I found myself worrying about their education well before their school going age. Was I guilty of the Pushy Parent Syndrome? Possibly. I read the small print about admission criteria, explored and looked for resources to find the best schools with good ratings in good neighborhoods. Before long I was an ace researcher with a decided bent towards analysis.
Of course, I also lost my patience with them. But, the next morning when they’d come and hug me, having forgotten all about the previous day’s incident, it made me realize that life is all about moving on. We build up grievances about things that have happened and worry about things that may never happen. Our children often put things into perspective.
Recently, at a get together, we discussed how each of us had changed and what we had personally discovered about ourselves since becoming parents. The exercise was revealing. I realize that we do sometimes have to struggle to be patient, biting our tongue when necessary, forcing ourselves to slow down to accommodate our children’s slower pace. Patience is one of the greatest gifts that my children have taught me. I learned to be firm without raising my voice and coaxing and cajoling them when necessary as well as negotiating boundaries and trade-offs.
On my birthday some years ago, my daughters suggested going to Olive Garden for dinner. I would have preferred to go to Saravana Bhavan, but I compromised knowing that they preferred Italian food. As the years rolled by I began to appreciate the cuisines of the world and today, I am more inclined to opt for Sweet Tomatoes than Saravana Bhavan.
Preparing meals for kids has always been challenging for me. In my attempt to accommodate their young palates, I download, experimented, re-discovered and re-invented recipes, all of which are the hallmarks of a good chef.

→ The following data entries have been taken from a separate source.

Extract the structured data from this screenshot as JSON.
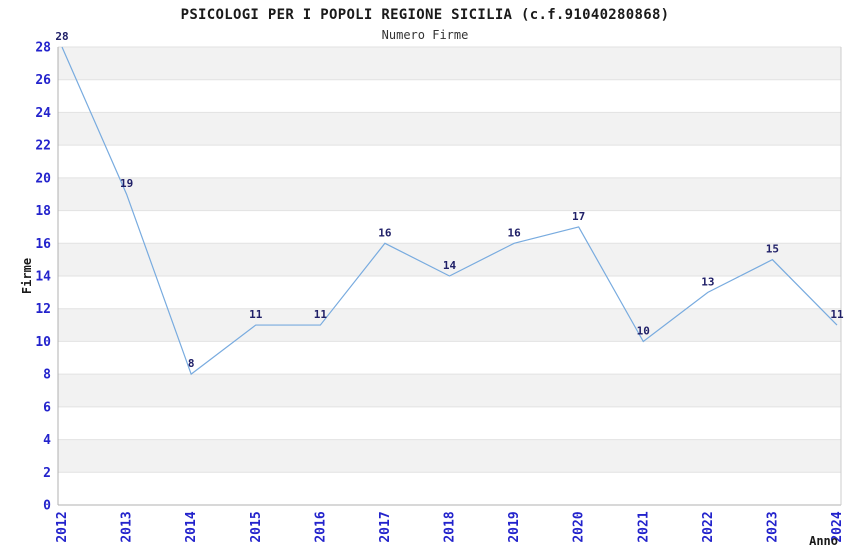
{
  "chart_data": {
    "type": "line",
    "title": "PSICOLOGI PER I POPOLI REGIONE SICILIA (c.f.91040280868)",
    "subtitle": "Numero Firme",
    "xlabel": "Anno",
    "ylabel": "Firme",
    "x": [
      "2012",
      "2013",
      "2014",
      "2015",
      "2016",
      "2017",
      "2018",
      "2019",
      "2020",
      "2021",
      "2022",
      "2023",
      "2024"
    ],
    "series": [
      {
        "name": "Numero Firme",
        "values": [
          28,
          19,
          8,
          11,
          11,
          16,
          14,
          16,
          17,
          10,
          13,
          15,
          11
        ]
      }
    ],
    "ylim": [
      0,
      28
    ],
    "ytick_step": 2,
    "grid": "horizontal",
    "legend": "none",
    "point_labels": true,
    "band_fill": "alternating",
    "style": {
      "line_color": "#78abdf",
      "tick_label_color": "#2323cc",
      "point_label_color": "#202068",
      "band_color": "#f2f2f2",
      "grid_color": "#e2e2e2",
      "axis_color": "#b0b0b0",
      "right_border_color": "#cccccc",
      "title_color": "#1a1a1a",
      "subtitle_color": "#333333",
      "background_color": "#ffffff"
    }
  }
}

While chaperoning my children to their swimming lessons, math lessons, music lessons and language lessons, I have learned the intricacies of each subject by osmosis. My appreciation for music increased as my children grew in years and skill. Both my children were hesitant to learn swimming and avoided getting into the water on some pretext or the other. It was only when I got into the pool with them, that I managed to persuade them to join me. It felt a bit odd swimming with four and five year olds. But I had a purpose and I was determined to succeed.
And then there’s the Internet. A majority of children in the United States are enhancing their parents’ technology and Internet awareness and knowledge of the digital economy, according to a study commissioned by hpshopping.com, Hewlett-Packard Company’s award-winning e-commerce site.

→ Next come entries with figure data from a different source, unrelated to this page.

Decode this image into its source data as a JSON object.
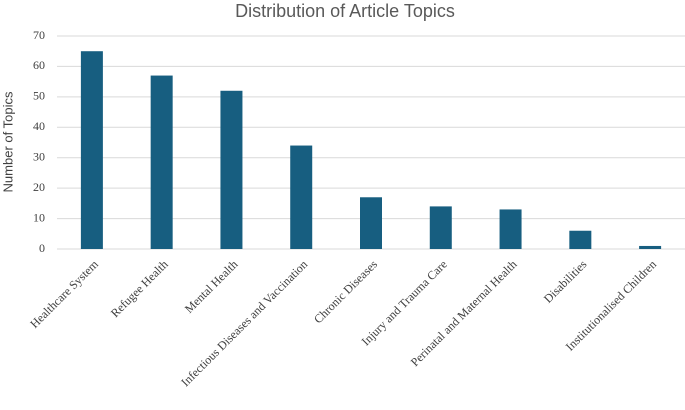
{
  "chart_data": {
    "type": "bar",
    "title": "Distribution of Article Topics",
    "y_label": "Number of Topics",
    "categories": [
      "Healthcare System",
      "Refugee Health",
      "Mental Health",
      "Infectious Diseases and Vaccination",
      "Chronic Diseases",
      "Injury and Trauma Care",
      "Perinatal and Maternal Health",
      "Disabilities",
      "Institutionalised Children"
    ],
    "values": [
      65,
      57,
      52,
      34,
      17,
      14,
      13,
      6,
      1
    ],
    "color": "#175e80",
    "ylim": [
      0,
      70
    ],
    "yticks": [
      0,
      10,
      20,
      30,
      40,
      50,
      60,
      70
    ],
    "grid": true
  }
}
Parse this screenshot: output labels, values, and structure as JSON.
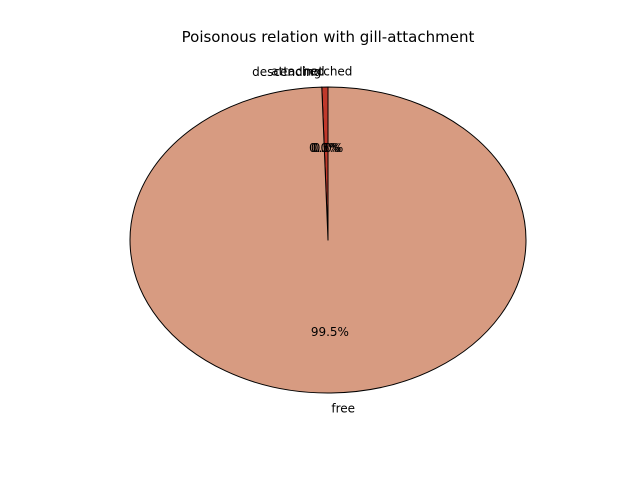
{
  "chart_data": {
    "type": "pie",
    "title": "Poisonous relation with gill-attachment",
    "slices": [
      {
        "label": "attached",
        "value": 0.5,
        "pct_label": "0.5%",
        "color": "#c0392b"
      },
      {
        "label": "descending",
        "value": 0.0,
        "pct_label": "0.0%",
        "color": "#a93226"
      },
      {
        "label": "free",
        "value": 99.5,
        "pct_label": "99.5%",
        "color": "#d79b81"
      },
      {
        "label": "notched",
        "value": 0.0,
        "pct_label": "0.0%",
        "color": "#f39c12"
      }
    ],
    "edge_color": "#000000"
  }
}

Approximately two-thirds of the 635 parents surveyed across the United States reported that their children show them something new on the computer, such as how to complete research online or how to install and use software and hardware. Sixty-two percent of children show their parents new web sites to explore, while 40 percent show their parents how to work on projects online, such as craft-making or creating photo albums.
“Although parents are generally thought of as the teachers, hpshopping.com’s research has confirmed a different theory,” said Shen Li, general manager, hpshopping.com. “In the digital age, children know more than or as much as their parents about technology and the Internet. They are driving their parents to learn more.”
It is no exaggeration to say that I grew up because of my children, to keep pace with them and to share in their experiences.
Now that my children have left the nest to continue their own education, I sit reflecting on how much I miss them, and as I traverse back in time, I savor the lessons they’ve taught me.
Sudha Chandrasekaran is a writer based in India.